Human and bovine respiratory syncytial viruses (HRSV/BRSV) are major causes of severe lower respiratory tract infections in children and calves, respectively. Shared epidemiological, clinical, pathological and genetic characteristics of these viruses make comparative research highly relevant. To characterise the host response against BRSV infection, bronchoalveolar lavage supernatant (BAL) from i) non-vaccinated, BRSV-infected ii) vaccinated, BRSV-infected and iii) non-infected calves was analysed by tandem mass spectrometry. Proteins were semi-quantified and protein expression was validated by immunoblotting. Correlations between selected proteins and pathology, clinical signs and virus shedding were investigated. Calves with BRSV-induced disease had increased total protein concentrations and a decreased number of proteins identified in BAL. The protein profile was characterised by neutrophil activation and a reduction in identified antioxidant enzymes. The presence of neutrophils in alveolar septa, the expression level of neutrophil-related or antioxidant proteins and LZTFL1 correlated significantly with disease. Citrullinated histone 3, an indicator of extracellular traps (ETs), was only detected in non-vaccinated, BRSV-infected animals. By bringing disequilibrium in the release and detoxification of reactive oxygen species, generating ETs and causing elastine degradation, exaggerated neutrophil responses might exacerbate RSV-induced disease. Neutrophil-mitigating or antioxidant treatments should be further explored.

Jacquot M, Nomikou K, Palmarini M, Mertens P, Biek R (2017)

Bluetongue virus spread in Europe is a consequence of climatic, landscape and vertebrate host factors as revealed by phylogeographic inference

Proceedings of the Royal Society B 284 (1864), 20170919


Spatio-temporal patterns of the spread of infectious diseases are commonly driven by environmental and ecological factors. This is particularly true for vector-borne diseases because vector populations can be strongly affected by host distribution as well as by climatic and landscape variables. Here, we aim to identify environmental drivers for bluetongue virus (BTV), the causative agent of a major vector-borne disease of ruminants that has emerged multiple times in Europe in recent decades. In order to determine the importance of climatic, landscape and host-related factors affecting BTV diffusion across Europe, we fitted different phylogeographic models to a dataset of 113 time-stamped and geo-referenced BTV genomes, representing multiple strains and serotypes.
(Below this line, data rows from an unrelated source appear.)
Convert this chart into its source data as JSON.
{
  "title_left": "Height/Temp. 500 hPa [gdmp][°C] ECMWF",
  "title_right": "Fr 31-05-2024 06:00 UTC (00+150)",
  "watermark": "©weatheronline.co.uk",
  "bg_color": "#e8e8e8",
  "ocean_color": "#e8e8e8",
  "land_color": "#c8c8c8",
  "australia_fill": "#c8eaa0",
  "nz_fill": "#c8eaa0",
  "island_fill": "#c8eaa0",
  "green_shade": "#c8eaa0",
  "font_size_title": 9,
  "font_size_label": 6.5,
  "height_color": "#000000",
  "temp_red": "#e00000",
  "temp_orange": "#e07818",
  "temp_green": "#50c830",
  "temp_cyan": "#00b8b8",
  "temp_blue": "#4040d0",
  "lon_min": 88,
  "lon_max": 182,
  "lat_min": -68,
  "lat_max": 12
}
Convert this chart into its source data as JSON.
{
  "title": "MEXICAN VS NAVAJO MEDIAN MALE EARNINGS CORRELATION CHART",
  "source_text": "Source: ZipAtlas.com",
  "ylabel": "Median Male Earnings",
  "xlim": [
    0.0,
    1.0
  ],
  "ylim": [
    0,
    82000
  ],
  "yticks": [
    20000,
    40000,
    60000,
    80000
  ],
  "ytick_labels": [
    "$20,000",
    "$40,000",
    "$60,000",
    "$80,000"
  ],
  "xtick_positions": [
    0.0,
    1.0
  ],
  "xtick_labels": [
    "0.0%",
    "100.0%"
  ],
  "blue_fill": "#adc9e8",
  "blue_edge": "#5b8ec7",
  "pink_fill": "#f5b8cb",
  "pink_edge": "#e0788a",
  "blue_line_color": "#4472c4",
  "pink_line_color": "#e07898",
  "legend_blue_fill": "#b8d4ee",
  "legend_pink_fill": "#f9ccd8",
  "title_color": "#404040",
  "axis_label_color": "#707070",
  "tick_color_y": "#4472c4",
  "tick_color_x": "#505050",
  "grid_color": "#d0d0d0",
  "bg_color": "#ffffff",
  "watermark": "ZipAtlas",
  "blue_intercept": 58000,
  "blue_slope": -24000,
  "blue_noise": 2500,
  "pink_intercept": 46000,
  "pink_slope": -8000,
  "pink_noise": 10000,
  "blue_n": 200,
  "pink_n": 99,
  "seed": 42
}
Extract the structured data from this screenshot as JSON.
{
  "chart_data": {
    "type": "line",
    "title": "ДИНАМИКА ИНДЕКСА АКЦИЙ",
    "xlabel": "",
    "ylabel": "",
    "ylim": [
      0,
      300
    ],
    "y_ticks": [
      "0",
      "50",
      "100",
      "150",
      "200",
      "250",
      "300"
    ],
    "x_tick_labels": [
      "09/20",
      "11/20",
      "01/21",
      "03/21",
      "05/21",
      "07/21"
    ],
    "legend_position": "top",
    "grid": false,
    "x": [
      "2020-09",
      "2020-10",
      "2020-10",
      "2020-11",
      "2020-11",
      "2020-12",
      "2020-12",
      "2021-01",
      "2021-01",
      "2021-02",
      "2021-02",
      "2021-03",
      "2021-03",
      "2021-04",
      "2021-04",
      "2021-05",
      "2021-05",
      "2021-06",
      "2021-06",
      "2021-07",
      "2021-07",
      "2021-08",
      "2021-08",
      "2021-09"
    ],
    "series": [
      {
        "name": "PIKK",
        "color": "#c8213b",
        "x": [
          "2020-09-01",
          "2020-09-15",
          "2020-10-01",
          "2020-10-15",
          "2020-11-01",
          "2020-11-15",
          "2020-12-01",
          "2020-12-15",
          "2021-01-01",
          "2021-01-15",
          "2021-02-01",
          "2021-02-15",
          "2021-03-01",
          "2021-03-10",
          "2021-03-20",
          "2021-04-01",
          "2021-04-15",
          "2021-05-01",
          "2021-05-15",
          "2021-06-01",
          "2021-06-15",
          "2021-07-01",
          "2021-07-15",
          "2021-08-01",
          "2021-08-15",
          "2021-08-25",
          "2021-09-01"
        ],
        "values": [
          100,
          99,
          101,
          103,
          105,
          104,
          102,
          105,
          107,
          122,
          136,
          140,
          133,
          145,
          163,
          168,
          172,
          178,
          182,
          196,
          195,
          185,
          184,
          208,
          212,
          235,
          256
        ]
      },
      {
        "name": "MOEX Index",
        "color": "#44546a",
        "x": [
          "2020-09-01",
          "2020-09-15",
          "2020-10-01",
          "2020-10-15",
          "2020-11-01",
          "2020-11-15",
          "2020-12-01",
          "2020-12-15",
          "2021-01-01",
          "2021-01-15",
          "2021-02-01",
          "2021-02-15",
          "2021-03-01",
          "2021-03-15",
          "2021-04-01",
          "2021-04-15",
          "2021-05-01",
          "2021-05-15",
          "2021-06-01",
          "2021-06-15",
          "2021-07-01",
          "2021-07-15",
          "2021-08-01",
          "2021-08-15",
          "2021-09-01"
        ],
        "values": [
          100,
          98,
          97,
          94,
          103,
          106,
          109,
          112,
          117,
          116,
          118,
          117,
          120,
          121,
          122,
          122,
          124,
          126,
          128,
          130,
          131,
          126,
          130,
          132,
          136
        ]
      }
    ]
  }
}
Diffusion models using continuous space revealed that terrestrial habitat below 300 m altitude, wind direction and higher livestock densities were associated with faster BTV movement. Results of discrete phylogeographic analysis involving generalized linear models broadly supported these findings, but varied considerably with the level of spatial partitioning. Contrary to common perception, we found no evidence for average temperature having a positive effect on BTV diffusion, though both methodological and biological reasons could be responsible for this result. Our study provides important insights into the drivers of BTV transmission at the landscape scale that could inform predictive models of viral spread and have implications for designing control strategies.